Encode like you mean it.
Videos are everywhere. EVERYWHERE! But videos can and will be huge when 4k becomes an internet standard. Currently, 1920x1080 is king and we usually have no problem hosting or playing this resolution.
Because we can doesn't mean we should.
Right now, the (good) trend of web performance is on the rise. Everyone wants a blazing fast loading website, which might not be possible if we send requests to 100mb (or even more) videos.
With a good connection, users will not see the difference. But if we go down that path, nor will they with a 300mb one. So the goal is to make every asset as small as possible. It's already the case with images. But it's simpler and faster than video encoding.
Small size, best quality.
Let's say we exported a 1920x1080 video from Premiere Pro with these basic settings:
It's gorgeous, it's Full HD, it's 1:30 minute of excellent editing but it's 50mb… What a shame.

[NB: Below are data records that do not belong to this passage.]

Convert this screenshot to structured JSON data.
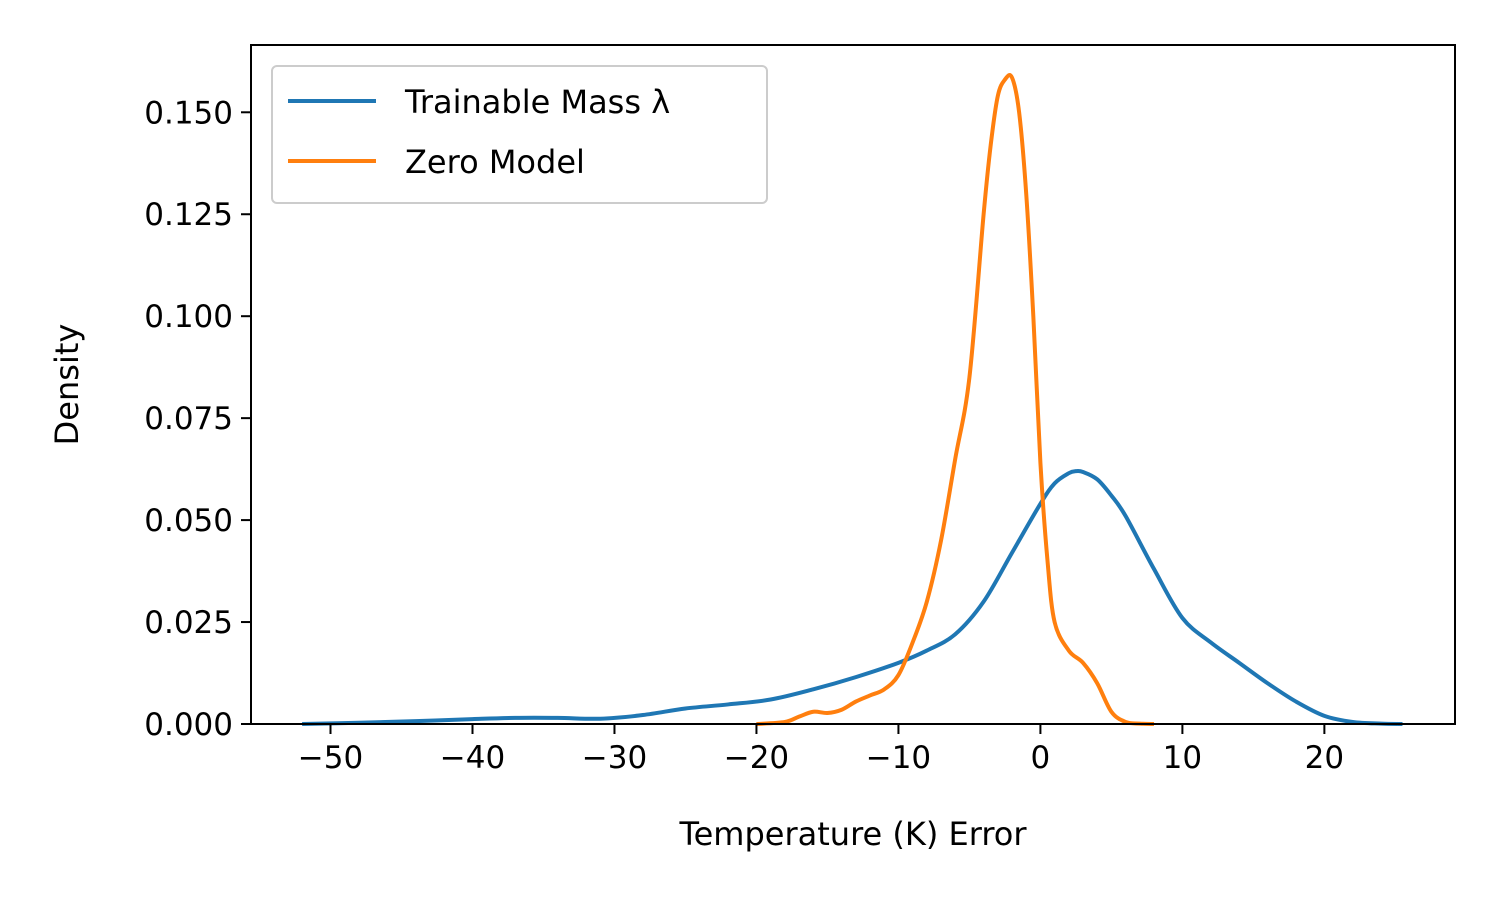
{
  "chart_data": {
    "type": "line",
    "title": "",
    "xlabel": "Temperature (K) Error",
    "ylabel": "Density",
    "xlim": [
      -55.6,
      29.2
    ],
    "ylim": [
      0,
      0.1665
    ],
    "xticks": [
      -50,
      -40,
      -30,
      -20,
      -10,
      0,
      10,
      20
    ],
    "yticks": [
      0.0,
      0.025,
      0.05,
      0.075,
      0.1,
      0.125,
      0.15
    ],
    "xtick_labels": [
      "−50",
      "−40",
      "−30",
      "−20",
      "−10",
      "0",
      "10",
      "20"
    ],
    "ytick_labels": [
      "0.000",
      "0.025",
      "0.050",
      "0.075",
      "0.100",
      "0.125",
      "0.150"
    ],
    "grid": false,
    "legend_position": "top-left",
    "series": [
      {
        "name": "Trainable Mass λ",
        "color": "#1f77b4",
        "x": [
          -52,
          -48,
          -44,
          -40,
          -37,
          -34,
          -31,
          -28,
          -25,
          -22,
          -19,
          -16,
          -13,
          -10,
          -8,
          -6,
          -4,
          -2,
          0,
          1,
          2,
          2.5,
          3,
          4,
          5,
          6,
          8,
          10,
          12,
          14,
          16,
          18,
          20,
          22,
          24,
          25.5
        ],
        "y": [
          0.0,
          0.0003,
          0.0007,
          0.0012,
          0.0015,
          0.0015,
          0.0013,
          0.0022,
          0.0038,
          0.0048,
          0.006,
          0.0085,
          0.0115,
          0.015,
          0.018,
          0.022,
          0.03,
          0.042,
          0.054,
          0.059,
          0.0615,
          0.062,
          0.0618,
          0.06,
          0.056,
          0.051,
          0.038,
          0.026,
          0.02,
          0.015,
          0.01,
          0.0055,
          0.002,
          0.0005,
          0.0001,
          0.0
        ]
      },
      {
        "name": "Zero Model",
        "color": "#ff7f0e",
        "x": [
          -20,
          -18,
          -17,
          -16,
          -15,
          -14,
          -13,
          -12,
          -11,
          -10,
          -9,
          -8,
          -7,
          -6,
          -5,
          -4,
          -3.5,
          -3,
          -2.5,
          -2,
          -1.5,
          -1,
          -0.5,
          0,
          0.5,
          1,
          2,
          3,
          4,
          5,
          6,
          7,
          8
        ],
        "y": [
          0.0,
          0.0005,
          0.0018,
          0.003,
          0.0027,
          0.0035,
          0.0055,
          0.007,
          0.0085,
          0.012,
          0.02,
          0.03,
          0.045,
          0.065,
          0.085,
          0.125,
          0.142,
          0.154,
          0.158,
          0.1585,
          0.15,
          0.13,
          0.1,
          0.064,
          0.04,
          0.025,
          0.018,
          0.015,
          0.01,
          0.003,
          0.0005,
          0.0001,
          0.0
        ]
      }
    ]
  }
}
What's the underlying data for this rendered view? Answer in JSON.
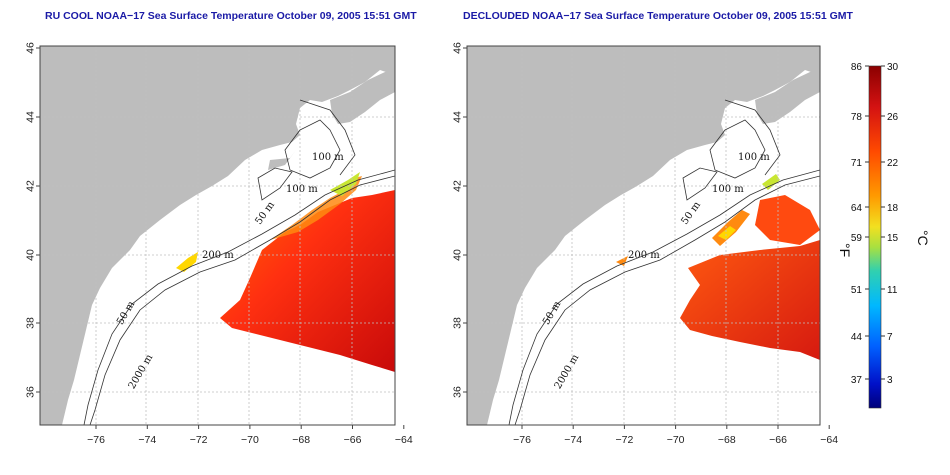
{
  "panels": [
    {
      "title": "RU COOL NOAA−17 Sea Surface Temperature October 09, 2005 15:51 GMT"
    },
    {
      "title": "DECLOUDED NOAA−17 Sea Surface Temperature October 09, 2005 15:51 GMT"
    }
  ],
  "axes": {
    "x_ticks": [
      "−76",
      "−74",
      "−72",
      "−70",
      "−68",
      "−66",
      "−64"
    ],
    "y_ticks": [
      "36",
      "38",
      "40",
      "42",
      "44",
      "46"
    ]
  },
  "isobaths": {
    "left": [
      "100 m",
      "100 m",
      "50 m",
      "200 m",
      "50 m",
      "2000 m"
    ],
    "right": [
      "100 m",
      "100 m",
      "50 m",
      "200 m",
      "50 m",
      "2000 m"
    ]
  },
  "colorbar": {
    "fahrenheit_ticks": [
      "86",
      "78",
      "71",
      "64",
      "59",
      "51",
      "44",
      "37"
    ],
    "celsius_ticks": [
      "30",
      "26",
      "22",
      "18",
      "15",
      "11",
      "7",
      "3"
    ],
    "fahrenheit_label": "°F",
    "celsius_label": "°C",
    "colors": [
      "#8b0000",
      "#cc1010",
      "#ff3a00",
      "#ff8c00",
      "#ffd700",
      "#c8e632",
      "#32d2a0",
      "#00c8ff",
      "#0070ff",
      "#0010c0",
      "#000080"
    ]
  },
  "colors": {
    "land": "#bdbdbd",
    "title_text": "#1a1aa6",
    "grid": "#c0c0c0"
  }
}
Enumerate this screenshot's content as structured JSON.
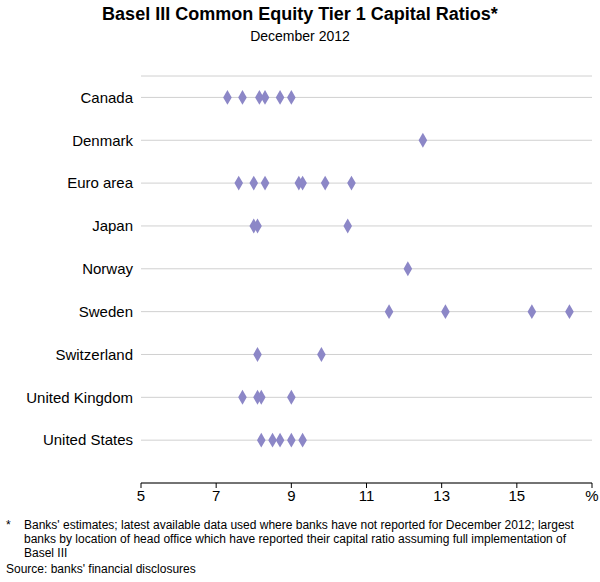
{
  "chart_data": {
    "type": "scatter",
    "title": "Basel III Common Equity Tier 1 Capital Ratios*",
    "subtitle": "December 2012",
    "categories": [
      "Canada",
      "Denmark",
      "Euro area",
      "Japan",
      "Norway",
      "Sweden",
      "Switzerland",
      "United Kingdom",
      "United States"
    ],
    "values": [
      [
        7.3,
        7.7,
        8.15,
        8.3,
        8.7,
        9.0
      ],
      [
        12.5
      ],
      [
        7.6,
        8.0,
        8.3,
        9.2,
        9.3,
        9.9,
        10.6
      ],
      [
        8.0,
        8.1,
        10.5
      ],
      [
        12.1
      ],
      [
        11.6,
        13.1,
        15.4,
        16.4
      ],
      [
        8.1,
        9.8
      ],
      [
        7.7,
        8.1,
        8.2,
        9.0
      ],
      [
        8.2,
        8.5,
        8.7,
        9.0,
        9.3
      ]
    ],
    "xlim": [
      5,
      17
    ],
    "xticks": [
      5,
      7,
      9,
      11,
      13,
      15,
      {
        "value": 17,
        "label": "%"
      }
    ],
    "grid": true,
    "color": "#8c87c7",
    "marker": "diamond",
    "footnote": {
      "marker": "*",
      "text": "Banks' estimates; latest available data used where banks have not reported for December 2012; largest banks by location of head office which have reported their capital ratio assuming full implementation of Basel III"
    },
    "source": "Source: banks' financial disclosures"
  }
}
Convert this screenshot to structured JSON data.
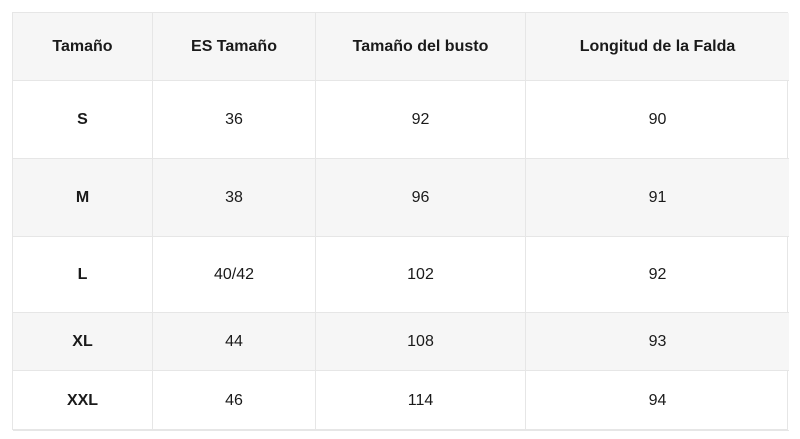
{
  "table": {
    "headers": [
      "Tamaño",
      "ES Tamaño",
      "Tamaño del busto",
      "Longitud de la Falda"
    ],
    "rows": [
      [
        "S",
        36,
        92,
        90
      ],
      [
        "M",
        38,
        96,
        91
      ],
      [
        "L",
        "40/42",
        102,
        92
      ],
      [
        "XL",
        44,
        108,
        93
      ],
      [
        "XXL",
        46,
        114,
        94
      ]
    ]
  }
}
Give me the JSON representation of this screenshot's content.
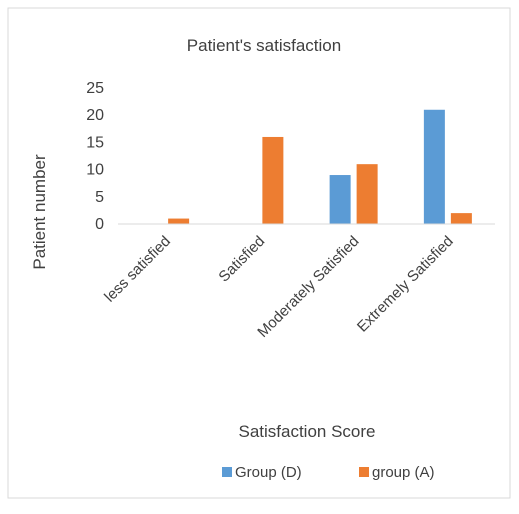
{
  "chart_data": {
    "type": "bar",
    "title": "Patient's satisfaction",
    "xlabel": "Satisfaction Score",
    "ylabel": "Patient number",
    "categories": [
      "less satisfied",
      "Satisfied",
      "Moderately Satisfied",
      "Extremely Satisfied"
    ],
    "series": [
      {
        "name": "Group (D)",
        "values": [
          0,
          0,
          9,
          21
        ],
        "color": "#5B9BD5"
      },
      {
        "name": "group (A)",
        "values": [
          1,
          16,
          11,
          2
        ],
        "color": "#ED7D31"
      }
    ],
    "ylim": [
      0,
      25
    ],
    "yticks": [
      0,
      5,
      10,
      15,
      20,
      25
    ],
    "grid": false,
    "legend_position": "bottom"
  }
}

We can already bring down the size from Premiere or Media Encoder by selecting CBR instead of VBR and using a low bitrate (like 2 or 3).
Please please PLEASE. Never export videos from within After Effects.
While it's not as nice as Premiere Pro, it has way more exporting capabilities. Follow these steps to use good standard settings:
- Open your source video
- Select a preset corresponding to your future usage like Fast 1080p30
- Check Web Optimized
- Keep MPEG-4 as the format
- Keep H.264 (x264) or use H.264 nvidia nvenc if you can (crazy fast encoding by nvidia)
- Choose Constant Quality and try a value between 20 and 30 (higher = smaller size but lower quality)
- Choose Peak Framerate. If you don't know the framerate, keep the default setting
- Choose the type of video you are encoding (film, animation…)
If you don't have audio, be sure to set the audio channel to none. If you have an audio channel, these settings are great and will not influence the size much:
- Codec AAC
- Samplerate 44.1
- Bitrate 192 to 256 (your choice)
I used a RF of 25 for this example and no audio.
- My Premiere Pro video was 50,6mb
- My Handbrake video is 5,5mb
What a save!
I ended up dividing the original size by 10. Which is cool. I tried with a RF of 30. The video was still pretty good and only 3,3mb.
Exporting for the web
Now that we know how to properly compress videos, let's go further. Say we have a website with a lot of videos on the same page. We still want to load the content as fast as possible. So our videos need to be as small as possible. We won't do better than previously seen using mp4/H.264. However, we can use webm/VP9. Webm is an html video format and VP9 is its latest codec.
Using Handbrake and webm/VP9, we can achieve really great compression without losing too much quality (or none at all depending on the settings). I was able to divide by 4 the size of a video using these presets:
The only down side is that it takes some time to encode. It will depend on the video length and your computing power.
I tried various settings but I read here that VP9 is supposed to be used with two-pass encoding. You then have to find the right bitrate (here 1000) for your situation.